Adult mice (8+ weeks of age) were anaesthetized with isoflurane gas (1–5% to maintain surgical plane) and placed in a sterile field within a stereotaxic device. Animals received an injection of bupivacaine (2.5 mg kg−1) for local anaesthesia before the skin was disinfected with betadine solution and the skull exposed with a short incision using sterile surgical equipment. Artificial tears were applied to eyes to ensure sufficient lubrication. A small hole (about 0.5 mm) was drilled in the skull over the target area using a stereotax and a stereotactic drill. A micro-syringe filled with viral vector was inserted into the dorsal hippocampus and slowly removed following injection (AP, −2.0 mm; DV, −1.4 mm; ML, ±1.5 mm from bregma). ACSS2 knockdown vector, AAV2/9.U6.shACSS2.CMV.EGFP; eGFP control vector, AAV2/9.CMV.EGFP.polyA. All animals received a single dose of subcutaneous meloxicam (5 mg kg) as analgesia at induction and one dose per day for two days postoperatively as needed.

Object location memory task

The object location memory procedure is used to test spatial memory. The procedure consists of a training phase and a testing phase. Prior to training, each mouse was handled for 3 min a day for 3 days. On the training day, mice are placed in an arena (approx. 1 square foot) containing three different objects. The objects used were a glass bottle, a metal tower (h × w × l, 5 × 2 × 2 inches), and a plastic cylinder. Mice were habituated to an empty arena with a black and white striped spatial cue on the wall, followed by object exposure in three 6-min trials with an interval of 3 min.
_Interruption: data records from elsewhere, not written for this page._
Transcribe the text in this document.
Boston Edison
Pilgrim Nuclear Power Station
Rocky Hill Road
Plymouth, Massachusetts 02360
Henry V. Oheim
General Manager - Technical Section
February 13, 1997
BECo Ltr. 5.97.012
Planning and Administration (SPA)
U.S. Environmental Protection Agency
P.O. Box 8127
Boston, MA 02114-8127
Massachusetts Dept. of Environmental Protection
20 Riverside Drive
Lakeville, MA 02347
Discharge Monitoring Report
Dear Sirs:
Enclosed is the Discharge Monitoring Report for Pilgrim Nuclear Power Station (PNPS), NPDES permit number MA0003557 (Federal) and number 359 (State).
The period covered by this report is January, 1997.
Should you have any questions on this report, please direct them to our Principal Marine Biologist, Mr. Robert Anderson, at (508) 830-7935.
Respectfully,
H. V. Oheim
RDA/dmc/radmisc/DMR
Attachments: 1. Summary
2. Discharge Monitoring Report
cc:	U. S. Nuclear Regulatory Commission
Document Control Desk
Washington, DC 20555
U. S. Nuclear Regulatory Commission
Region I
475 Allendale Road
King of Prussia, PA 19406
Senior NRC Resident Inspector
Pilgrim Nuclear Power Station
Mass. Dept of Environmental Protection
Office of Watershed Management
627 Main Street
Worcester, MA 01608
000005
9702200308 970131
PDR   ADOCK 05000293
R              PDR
The arena and objects were cleaned with 70% EtOH between trials. To diminish biases, the memory test was performed on control and knockdown mice on the same day in the same arena, using every combination of object location (n = 10 mice per study group). After 24 h, the individual mice were placed back in the arena used in the testing phase. For testing, one of the objects was moved to different location in the arena. Mice were allowed to explore freely for 5 min. Each session was recorded using a video camera and time spent exploring (approaches and sniffing) each object was assessed offline. All animals were randomized and preassigned to arena and object the day before testing to ensure that every treatment group explored every object configuration.

Contextual fear conditioning

The mouse was placed in the conditioning chamber (Med Associates) for 5 min before the onset of the unconditioned stimulus (US), a 1.5-mA continuous foot shock. A mild 2-s, 1.5-mA foot shock is used as an aversive stimulus; this does not injure the mice but provides the transient, yet startling and aversive, stimulus that is necessary for conditioning. After an additional 30 s in the chamber, the mouse was returned to its home cage. Twenty-four hours later, the mouse was tested for a freezing response to the chamber (contextual) where training occurred. Time spent freezing in the chamber (motionless except for respiratory movements) was assessed for 5 consecutive minutes.

Data availability

The ChIP–seq and RNA-seq data have been made available at the Gene Expression Omnibus (GEO) repository under the SuperSeries accession code GSE76854. All other data are available from the authors upon reasonable request.